根据辩护人提供的《关于研究粮食宾馆与秦皇岛海信公司合作的有关事宜的市长办公会议纪要》和杜鹃花大酒店、河西储备库、农行长河支行签订的《协议书》及于卫国与郑存凯签订的《杜鹃花大酒店股份转让协议书》,充分证明,将粮食宾馆和粮食餐厅贱价195万元合资经营是市政府的行为,在20091130日股权转让前,杜鹃花大酒店的控股人是郑存凯,其占股51%,杜鹃花大酒店未将市财政局返还的土地使用权出让金全部入账,于卫国既不知情也无法控制,只是曾经根据市政府、市粮食局的工作安排被动参加。
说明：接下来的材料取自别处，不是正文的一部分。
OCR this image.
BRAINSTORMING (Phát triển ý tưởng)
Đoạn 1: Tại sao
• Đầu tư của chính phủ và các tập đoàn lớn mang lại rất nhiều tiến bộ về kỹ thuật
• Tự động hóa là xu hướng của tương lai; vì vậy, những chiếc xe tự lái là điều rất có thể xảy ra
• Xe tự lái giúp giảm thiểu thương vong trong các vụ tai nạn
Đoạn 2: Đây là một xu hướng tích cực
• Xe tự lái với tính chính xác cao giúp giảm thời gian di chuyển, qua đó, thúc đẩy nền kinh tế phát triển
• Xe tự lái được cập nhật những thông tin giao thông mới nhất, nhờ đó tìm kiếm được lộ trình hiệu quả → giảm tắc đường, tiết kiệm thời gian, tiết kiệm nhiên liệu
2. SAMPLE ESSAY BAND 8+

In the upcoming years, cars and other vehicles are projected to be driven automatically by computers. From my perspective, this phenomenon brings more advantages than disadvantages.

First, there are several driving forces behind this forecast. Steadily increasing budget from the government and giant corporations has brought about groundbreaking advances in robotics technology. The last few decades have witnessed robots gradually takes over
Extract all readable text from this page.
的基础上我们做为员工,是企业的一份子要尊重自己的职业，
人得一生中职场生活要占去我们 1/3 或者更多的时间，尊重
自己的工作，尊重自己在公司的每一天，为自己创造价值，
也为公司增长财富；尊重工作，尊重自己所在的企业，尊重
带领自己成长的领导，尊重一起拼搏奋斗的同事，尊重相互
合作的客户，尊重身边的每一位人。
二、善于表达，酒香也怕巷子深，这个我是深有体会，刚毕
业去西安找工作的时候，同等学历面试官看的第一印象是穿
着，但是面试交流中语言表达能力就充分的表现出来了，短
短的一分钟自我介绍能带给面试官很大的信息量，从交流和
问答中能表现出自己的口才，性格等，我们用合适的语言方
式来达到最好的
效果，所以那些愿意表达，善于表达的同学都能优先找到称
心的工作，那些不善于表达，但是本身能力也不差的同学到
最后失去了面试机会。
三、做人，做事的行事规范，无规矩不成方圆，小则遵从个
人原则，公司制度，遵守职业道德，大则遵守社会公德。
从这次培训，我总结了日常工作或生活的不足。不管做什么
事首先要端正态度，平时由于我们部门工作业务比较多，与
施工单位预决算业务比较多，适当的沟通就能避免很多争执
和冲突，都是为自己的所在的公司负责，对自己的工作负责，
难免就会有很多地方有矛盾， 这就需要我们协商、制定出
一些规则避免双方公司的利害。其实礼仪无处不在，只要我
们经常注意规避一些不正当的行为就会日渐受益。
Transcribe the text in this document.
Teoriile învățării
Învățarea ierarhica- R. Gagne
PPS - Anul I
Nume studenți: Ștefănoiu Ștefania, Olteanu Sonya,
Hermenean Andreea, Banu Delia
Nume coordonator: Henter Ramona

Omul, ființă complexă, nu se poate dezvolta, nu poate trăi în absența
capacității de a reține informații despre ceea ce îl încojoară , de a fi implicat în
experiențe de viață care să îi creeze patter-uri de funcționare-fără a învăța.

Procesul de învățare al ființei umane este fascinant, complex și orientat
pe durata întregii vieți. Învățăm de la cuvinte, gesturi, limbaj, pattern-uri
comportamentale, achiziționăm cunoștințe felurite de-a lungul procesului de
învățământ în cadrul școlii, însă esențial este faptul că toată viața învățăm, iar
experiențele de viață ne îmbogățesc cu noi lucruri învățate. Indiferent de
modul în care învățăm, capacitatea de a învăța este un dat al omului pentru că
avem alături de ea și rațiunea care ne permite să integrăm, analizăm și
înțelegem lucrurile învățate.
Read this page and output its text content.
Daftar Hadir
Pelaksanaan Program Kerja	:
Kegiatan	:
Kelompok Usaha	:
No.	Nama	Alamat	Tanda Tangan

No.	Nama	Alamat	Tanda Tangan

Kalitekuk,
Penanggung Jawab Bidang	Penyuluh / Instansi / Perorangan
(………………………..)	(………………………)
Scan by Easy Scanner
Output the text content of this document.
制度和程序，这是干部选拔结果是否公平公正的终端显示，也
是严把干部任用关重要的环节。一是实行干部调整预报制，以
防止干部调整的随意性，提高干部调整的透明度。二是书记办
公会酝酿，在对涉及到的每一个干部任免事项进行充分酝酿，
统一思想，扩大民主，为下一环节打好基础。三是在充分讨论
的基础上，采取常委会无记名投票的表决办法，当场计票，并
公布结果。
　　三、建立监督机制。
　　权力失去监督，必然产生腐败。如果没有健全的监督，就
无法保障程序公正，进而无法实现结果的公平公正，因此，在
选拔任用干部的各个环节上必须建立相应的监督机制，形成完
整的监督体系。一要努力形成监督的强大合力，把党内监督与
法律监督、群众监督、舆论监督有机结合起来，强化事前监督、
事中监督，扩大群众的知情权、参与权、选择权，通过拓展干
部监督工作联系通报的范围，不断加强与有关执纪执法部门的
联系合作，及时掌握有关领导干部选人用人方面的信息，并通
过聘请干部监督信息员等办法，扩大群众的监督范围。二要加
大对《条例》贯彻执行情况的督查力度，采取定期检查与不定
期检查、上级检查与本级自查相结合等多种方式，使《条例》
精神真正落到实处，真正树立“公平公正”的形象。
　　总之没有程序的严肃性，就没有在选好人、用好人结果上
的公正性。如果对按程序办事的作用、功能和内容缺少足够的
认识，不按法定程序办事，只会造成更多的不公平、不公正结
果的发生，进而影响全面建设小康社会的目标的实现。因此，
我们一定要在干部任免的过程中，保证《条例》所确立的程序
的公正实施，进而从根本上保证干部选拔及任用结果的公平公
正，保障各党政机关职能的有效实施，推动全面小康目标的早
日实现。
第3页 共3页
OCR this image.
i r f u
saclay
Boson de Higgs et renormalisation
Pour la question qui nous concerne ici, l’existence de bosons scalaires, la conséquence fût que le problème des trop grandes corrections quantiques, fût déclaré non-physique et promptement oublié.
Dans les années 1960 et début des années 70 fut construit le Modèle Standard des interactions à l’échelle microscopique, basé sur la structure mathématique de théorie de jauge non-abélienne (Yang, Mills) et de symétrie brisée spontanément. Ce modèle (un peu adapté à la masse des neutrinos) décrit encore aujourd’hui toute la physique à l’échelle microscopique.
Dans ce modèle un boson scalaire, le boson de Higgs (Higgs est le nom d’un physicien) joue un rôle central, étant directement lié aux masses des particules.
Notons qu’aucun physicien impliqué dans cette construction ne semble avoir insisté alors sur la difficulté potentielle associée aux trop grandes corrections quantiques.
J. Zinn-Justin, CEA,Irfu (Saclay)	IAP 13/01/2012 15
本项指控涉及的评估,是政府机关委托的,不是于卫国和狄军委托的。作为非专业人士的于卫国和狄军,对评估结论无法预知、操控、决定。如果是委托有问题,是政府机关的渎职,如果是评估结论不准确,则是评估机构的责任。把评估可能存在的问题归责于不能控制评估的于卫国或狄军,勉为其难,不可理喻。本案中的其他评估报告也存在同样的问题,不再逐一论述。

三、既不构成贪污罪,也不构成诈骗和非法转让土地罪

 (一)于卫国的行为既不构成贪污,也不构成诈骗

 1.“粮安工程”和“粮食轮换”均不构成诈骗

 虽然,在原审判决和原起诉中并没有认定“粮安工程”和“粮食轮换”为诈骗,但认定了“粮安工程”和“粮食轮换”为贪污。如果最终二审认定于卫国不属于国家工作人员,不构成贪污罪,则“粮安工程”和“粮食轮换”有可能转化为所谓的“诈骗”。为防止可能的错判出现,辩护人认为,有必要在二审中就“粮安工程”和“粮食轮换”性质问题在一审已论证的基础上再行补充阐述。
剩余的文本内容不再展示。